3a. Select a radio button for "Fold change as signed ratio," "Fold change as log ratio," or "Fold change as log ratio in Standard Deviation units." Click Next. The Normalization dialog box 2(2) opens. 4a. Select the "Value columns" on which to perform the operation. 5a. Click a radio button to select whether to work with "All records" or "Selected records." 6a. Select a method from the "Replace empty values with" drop-down list. "Constant" allows the user to replace empty values with a constant value; "Row average" replaces empty values by the average for the entire row; and "Row interpolation" sets the missing values to the interpolated value between the two neighboring values in the row. 7a. Check the "Overwrite existing columns" check box if it is desirable to overwrite the previous column generated by this method. If this check box is deselected, the previous column is retained. 8a. Click a radio button to specify whether to calculate mean from "All genes" or "Genes from Portfolio." If Genes from Portfolio is selected, a portfolio dialog box will open and the user can specify a number of records or list(s) from which to calculate mean. Click OK. 9a. Click Finish. Normalized columns are computed and added to the data set.

For Z-score calculation (also see Background Information) 2b. In the Tools pane of the DescisionSite Navigator, click on Analysis>Data preparation>Normalization. The normalization dialog box 1(2) opens.

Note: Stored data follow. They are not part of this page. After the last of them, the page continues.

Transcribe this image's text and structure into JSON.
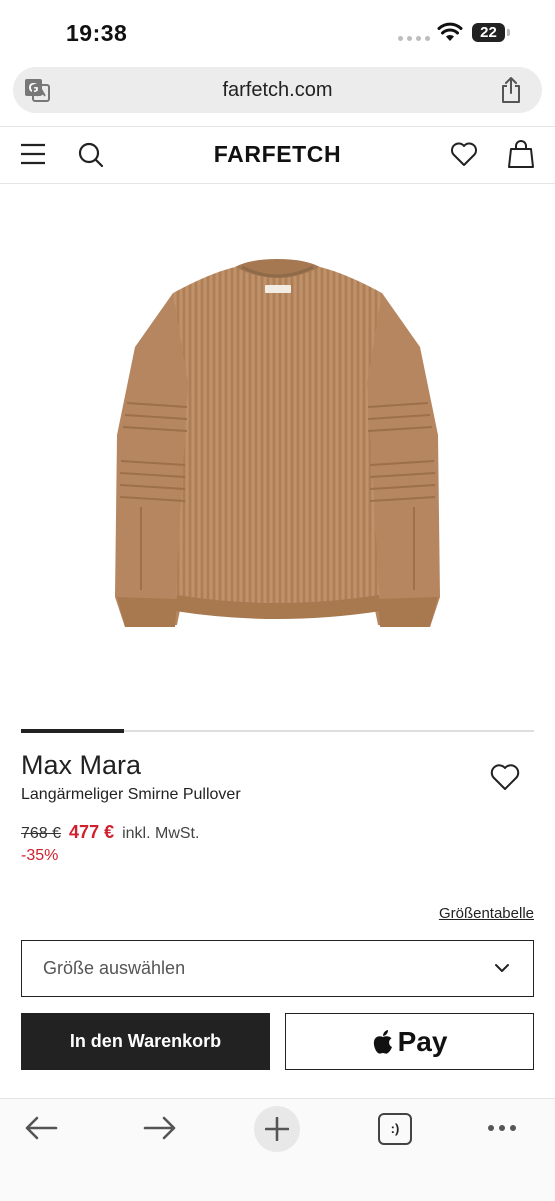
{
  "status_bar": {
    "time": "19:38",
    "battery": "22"
  },
  "browser": {
    "url": "farfetch.com"
  },
  "header": {
    "logo": "FARFETCH"
  },
  "product": {
    "brand": "Max Mara",
    "name": "Langärmeliger Smirne Pullover",
    "old_price": "768 €",
    "sale_price": "477 €",
    "tax_note": "inkl. MwSt.",
    "discount": "-35%",
    "sweater_label": "Max Mara"
  },
  "size": {
    "guide_label": "Größentabelle",
    "select_placeholder": "Größe auswählen"
  },
  "actions": {
    "add_to_bag": "In den Warenkorb",
    "apple_pay": "Pay"
  },
  "bottom_nav": {
    "tabs_label": ":)"
  },
  "colors": {
    "sale": "#d0202e",
    "sweater": "#b98a62",
    "primary_button": "#222222"
  },
  "icons": [
    "translate-icon",
    "share-icon",
    "menu-icon",
    "search-icon",
    "wishlist-icon",
    "bag-icon",
    "chevron-down-icon",
    "apple-icon",
    "back-arrow-icon",
    "forward-arrow-icon",
    "plus-icon",
    "more-icon"
  ]
}
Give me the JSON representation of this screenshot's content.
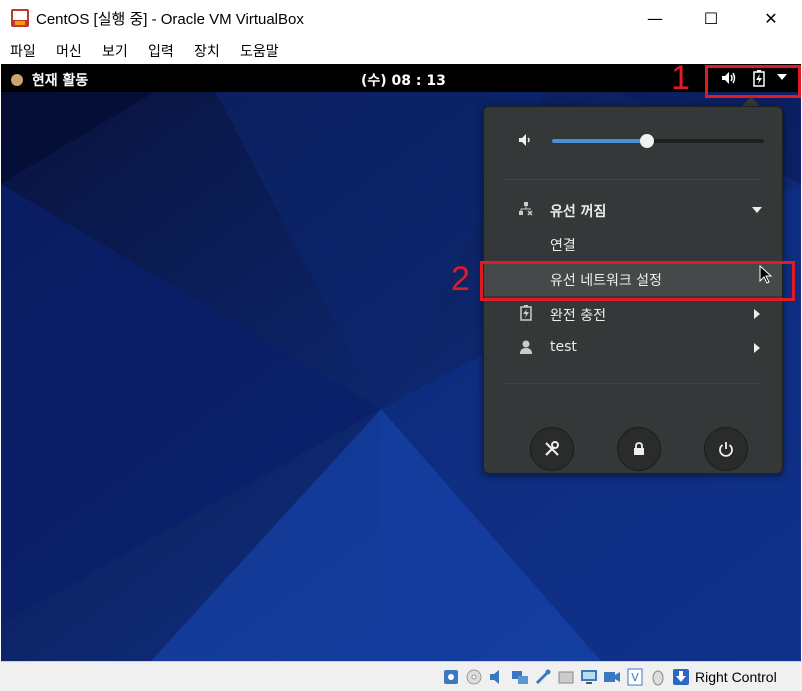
{
  "window": {
    "title": "CentOS [실행 중] - Oracle VM VirtualBox",
    "minimize_glyph": "—",
    "maximize_glyph": "☐",
    "close_glyph": "✕"
  },
  "menu": [
    "파일",
    "머신",
    "보기",
    "입력",
    "장치",
    "도움말"
  ],
  "gnome_topbar": {
    "activities": "현재 활동",
    "clock": "(수) 08 : 13"
  },
  "annotations": {
    "step1": "1",
    "step2": "2",
    "color": "#e01b24"
  },
  "system_menu": {
    "volume_level": 0.45,
    "wired": {
      "label": "유선 꺼짐",
      "connect": "연결",
      "settings": "유선 네트워크 설정"
    },
    "battery": {
      "label": "완전 충전"
    },
    "user": {
      "label": "test"
    },
    "buttons": [
      "settings-icon",
      "lock-icon",
      "power-icon"
    ]
  },
  "statusbar": {
    "host_key": "Right Control",
    "icons": [
      "harddisk-icon",
      "optical-icon",
      "audio-icon",
      "network-icon",
      "usb-icon",
      "shared-folder-icon",
      "display-icon",
      "recording-icon",
      "vt-x-icon",
      "mouse-integration-icon",
      "keyboard-icon"
    ]
  },
  "colors": {
    "desktop_bg": "#0b1c5a",
    "accent": "#4a90d9",
    "popup_bg": "#353838"
  }
}
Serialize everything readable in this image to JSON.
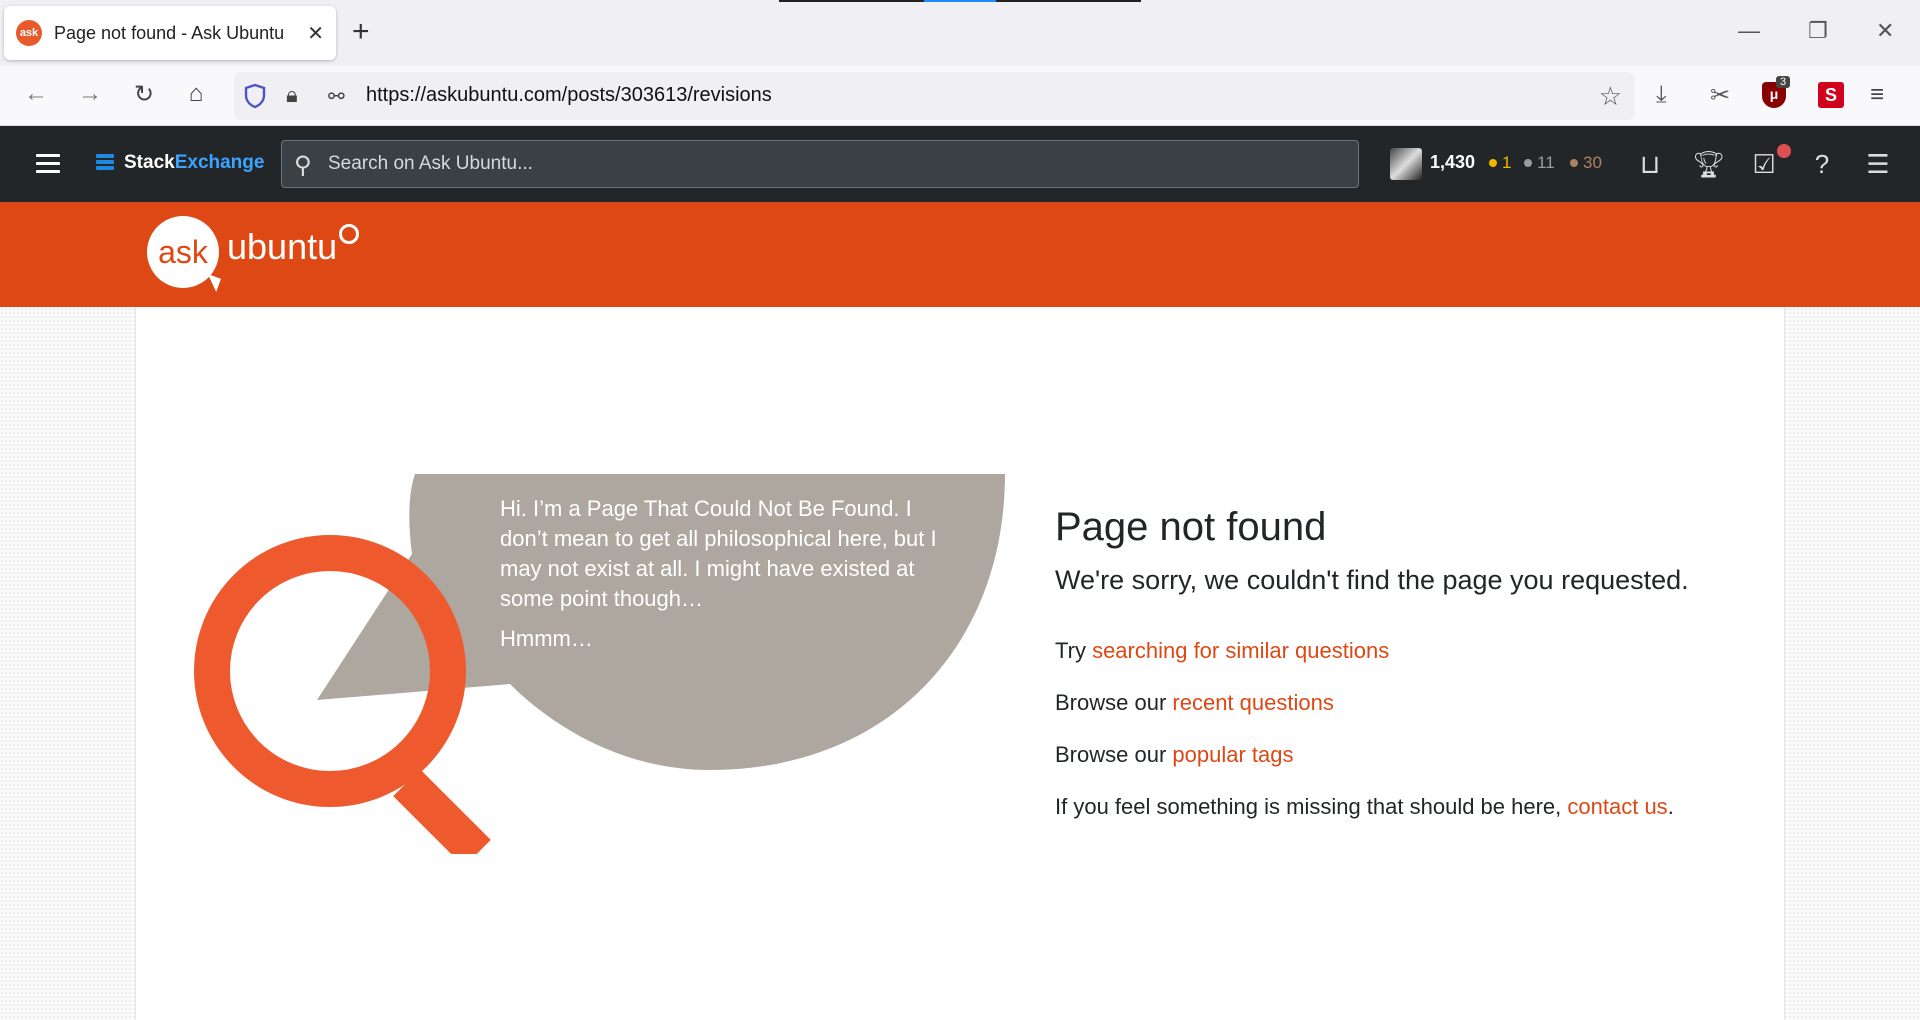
{
  "browser": {
    "tab_title": "Page not found - Ask Ubuntu",
    "tab_favicon": "ask",
    "url": "https://askubuntu.com/posts/303613/revisions",
    "ublock_count": "3",
    "extension_label": "S"
  },
  "se_bar": {
    "logo_part1": "Stack",
    "logo_part2": "Exchange",
    "search_placeholder": "Search on Ask Ubuntu...",
    "reputation": "1,430",
    "gold_badges": "1",
    "silver_badges": "11",
    "bronze_badges": "30",
    "colors": {
      "gold": "#f1b600",
      "silver": "#9a9c9e",
      "bronze": "#ab825f"
    }
  },
  "site": {
    "logo_ask": "ask",
    "logo_ubuntu": "ubuntu",
    "brand_color": "#dd4814"
  },
  "speech": {
    "line1": "Hi. I’m a Page That Could Not Be Found. I don’t mean to get all philosophical here, but I may not exist at all. I might have existed at some point though…",
    "line2": "Hmmm…"
  },
  "not_found": {
    "title": "Page not found",
    "subtitle": "We're sorry, we couldn't find the page you requested.",
    "try_prefix": "Try ",
    "try_link": "searching for similar questions",
    "browse_prefix1": "Browse our ",
    "browse_link1": "recent questions",
    "browse_prefix2": "Browse our ",
    "browse_link2": "popular tags",
    "missing_prefix": "If you feel something is missing that should be here, ",
    "missing_link": "contact us",
    "missing_suffix": "."
  }
}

3b. Click Z-score Normalization and then click the Next> button. The Normalization dialog box 2(2) opens. 4b. Select the "Value columns" on which to perform the operation. 5b. Click a radio button to select whether to work with "All records" or "Selected records." 6b. Select a method from the "Replace empty values with" drop-down list. "Constant" allows the user to replace empty values with a constant value; "Row average"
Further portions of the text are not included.